Well, I’m making some changes, too. Besides my seasonal attire being shifted around in my drawers and closets, and seasonal boxes being unpacked and home décor moved around, I’ve decided to move my blog from where it’s been for almost ten years to a new web host. The biggest reason is practical. My other spot was not as user friendly anymore. And I wanted simple. Basic.
So, I’m here.
Most of my previous posts are still accessible in the sidebar, and even as I was making the shift to this blog, I was perusing some of “what I’ve said before.” Years of words and thoughts. SO many words. I laughed at some of my posts, but I paused for a bit on others. Reflecting.
And again I was amazed. Amazed at His grace. In all of it.
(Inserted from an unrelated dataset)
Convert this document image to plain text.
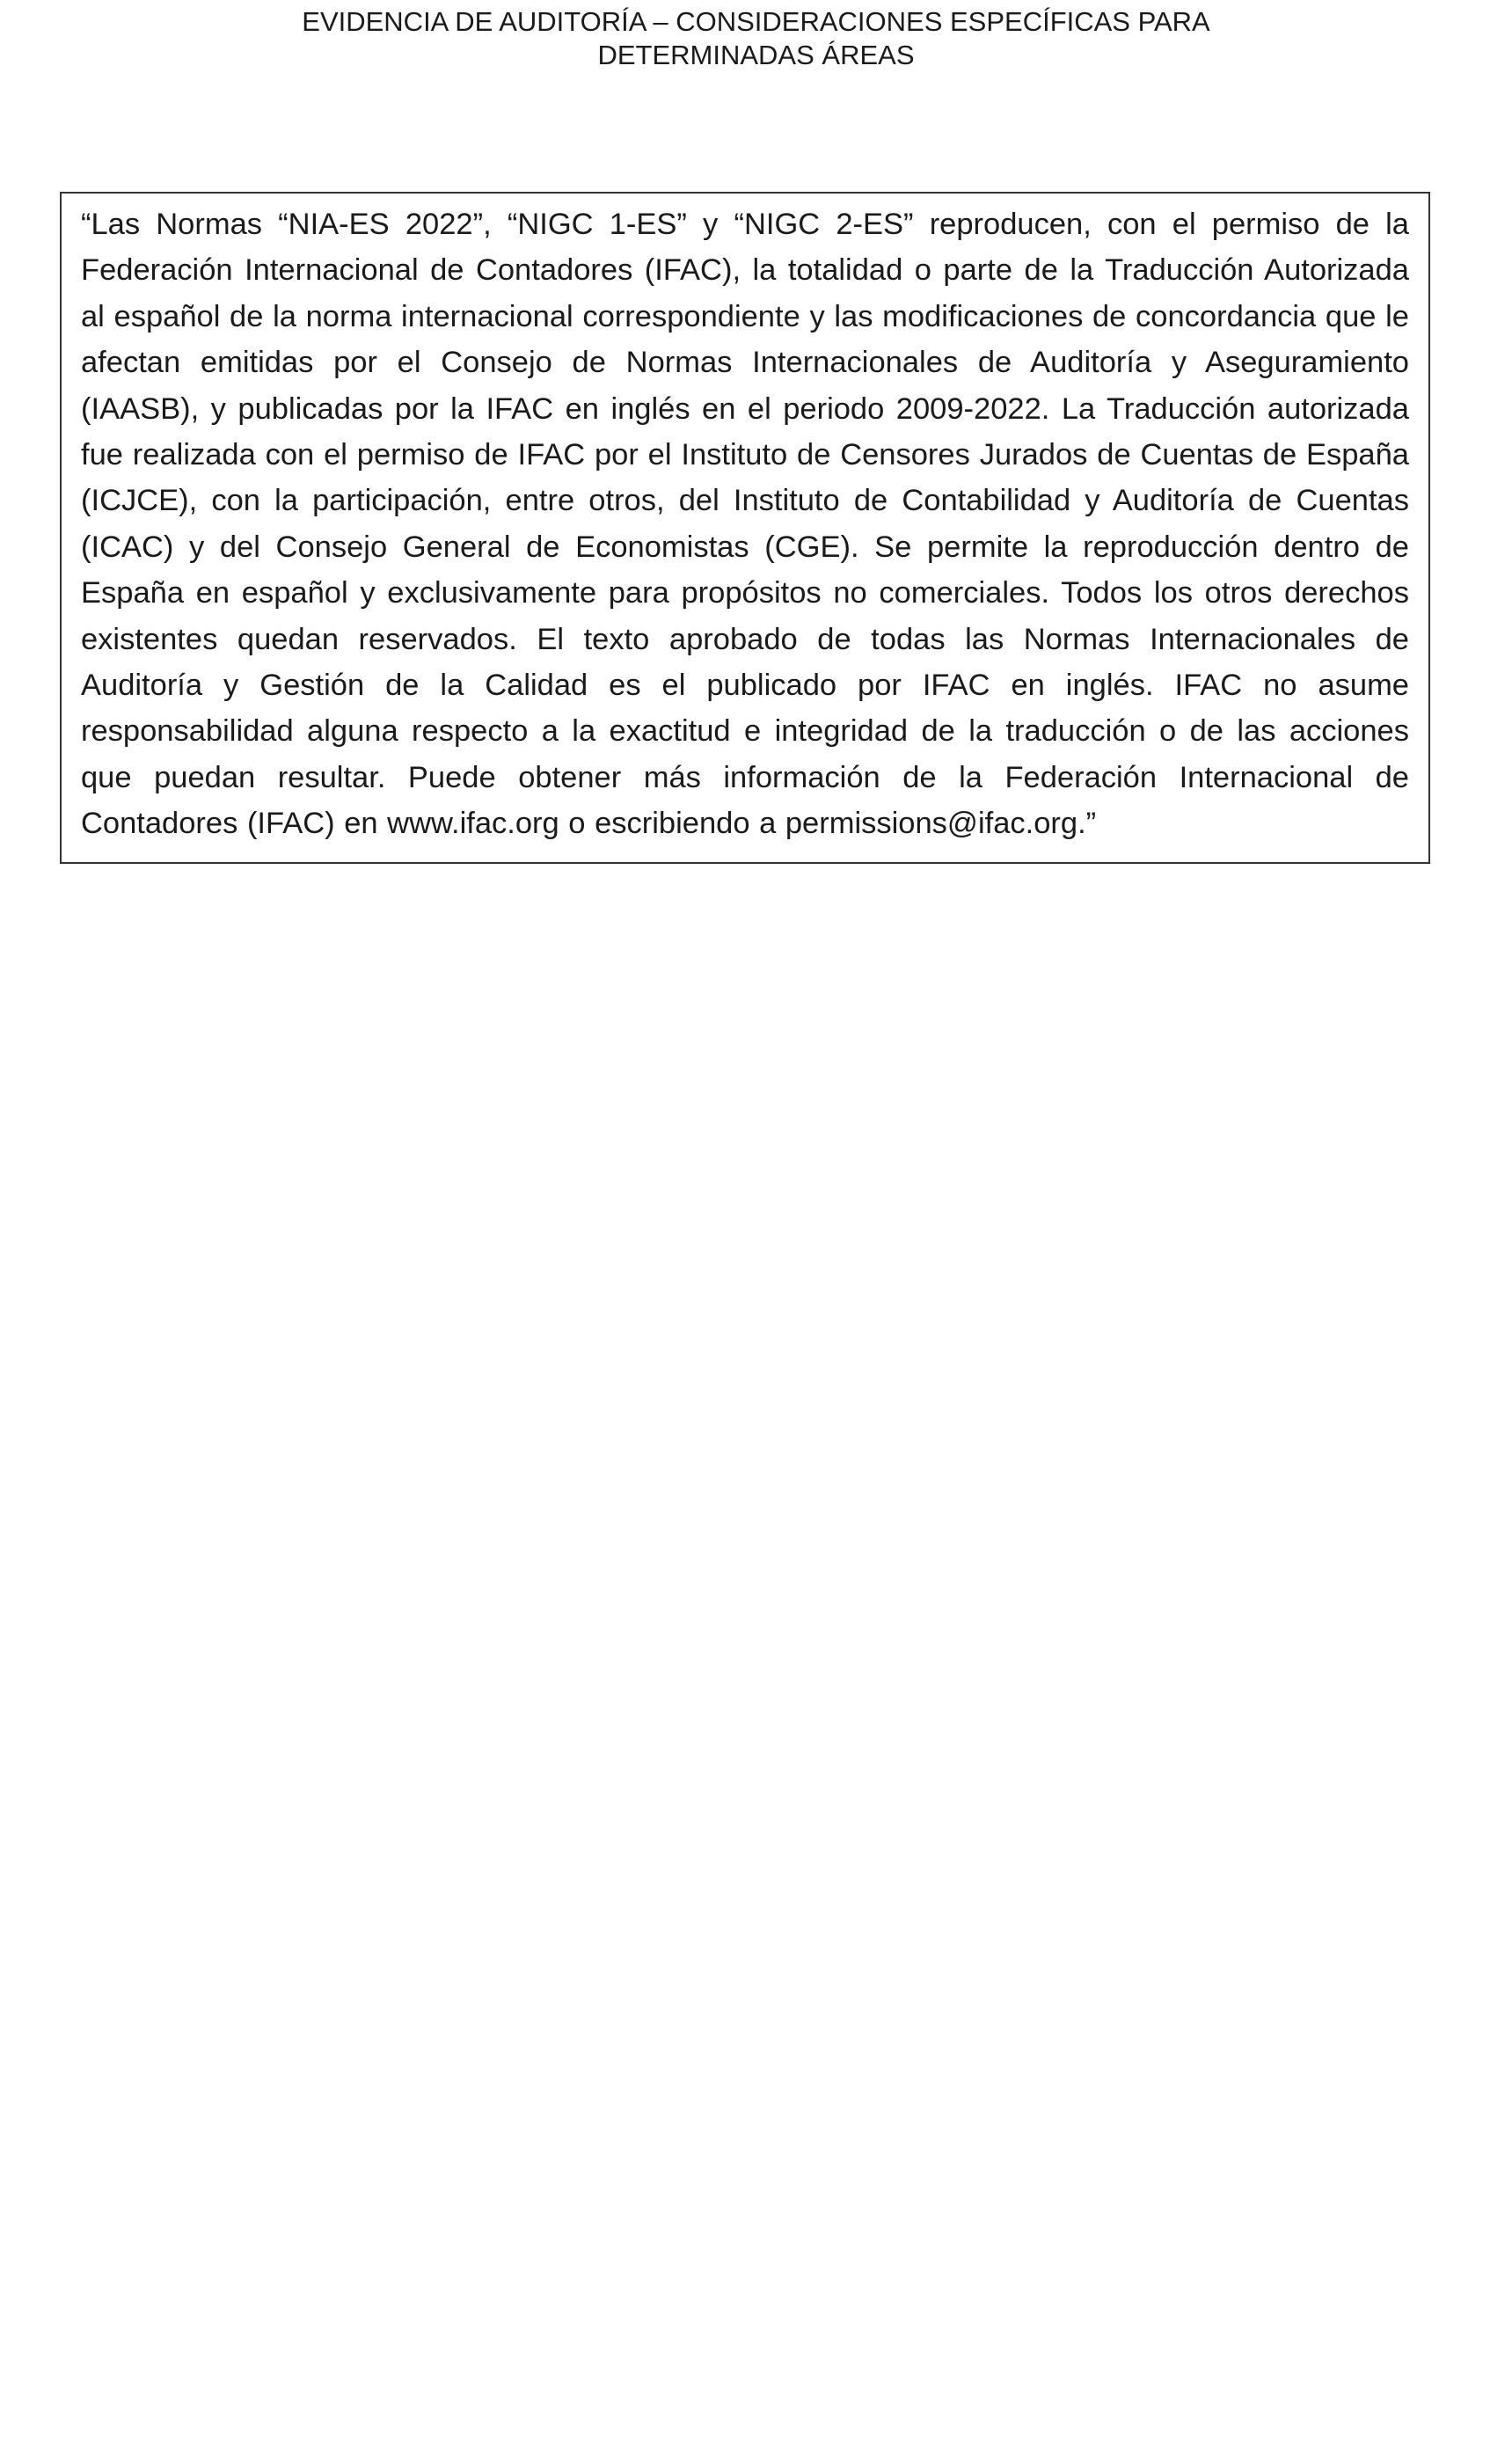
EVIDENCIA DE AUDITORÍA – CONSIDERACIONES ESPECÍFICAS PARA
DETERMINADAS ÁREAS

“Las Normas “NIA-ES 2022”, “NIGC 1-ES” y “NIGC 2-ES” reproducen, con el permiso de la Federación Internacional de Contadores (IFAC), la totalidad o parte de la Traducción Autorizada al español de la norma internacional correspondiente y las modificaciones de concordancia que le afectan emitidas por el Consejo de Normas Internacionales de Auditoría y Aseguramiento (IAASB), y publicadas por la IFAC en inglés en el periodo 2009-2022. La Traducción autorizada fue realizada con el permiso de IFAC por el Instituto de Censores Jurados de Cuentas de España (ICJCE), con la participación, entre otros, del Instituto de Contabilidad y Auditoría de Cuentas (ICAC) y del Consejo General de Economistas (CGE). Se permite la reproducción dentro de España en español y exclusivamente para propósitos no comerciales. Todos los otros derechos existentes quedan reservados. El texto aprobado de todas las Normas Internacionales de Auditoría y Gestión de la Calidad es el publicado por IFAC en inglés. IFAC no asume responsabilidad alguna respecto a la exactitud e integridad de la traducción o de las acciones que puedan resultar. Puede obtener más información de la Federación Internacional de Contadores (IFAC) en www.ifac.org o escribiendo a permissions@ifac.org.”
Every hurt, every happiness; every loss, every gain; every goodbye, every hello … not one single thing has happened to me or around me that wasn’t filtered through loving hands of grace. I’ve changed, surroundings have changed, people have changed, and my life has changed. But God.
He has stayed. No variation or shadow due to change. Every single new day …
He is. He was. He is to come.
I’ve wondered. I’ve doubted. I’ve failed. I’ve been distant and demanding and depressed.
But, such grace He gives. His tender mercy has chased me everyday and I’ve lived my whole life wandering, running, strolling, resting and dancing in my Abba’s fields of grace.
Great is His faithfulness. To all generations.
There’s a place that I love to run and play.
There’s a place that I sing new songs of praise.
There’s a place that I lose myself within.
There’s a place I find myself again.
There’s a place where religion finally dies.
There’s a place that I lose my selfish pride.
I love my Father, my Father loves me;
I dance for my Father, my Father sings over me,
and nothing can take that away from me.
Dancin’ with my Father God in fields of Grace.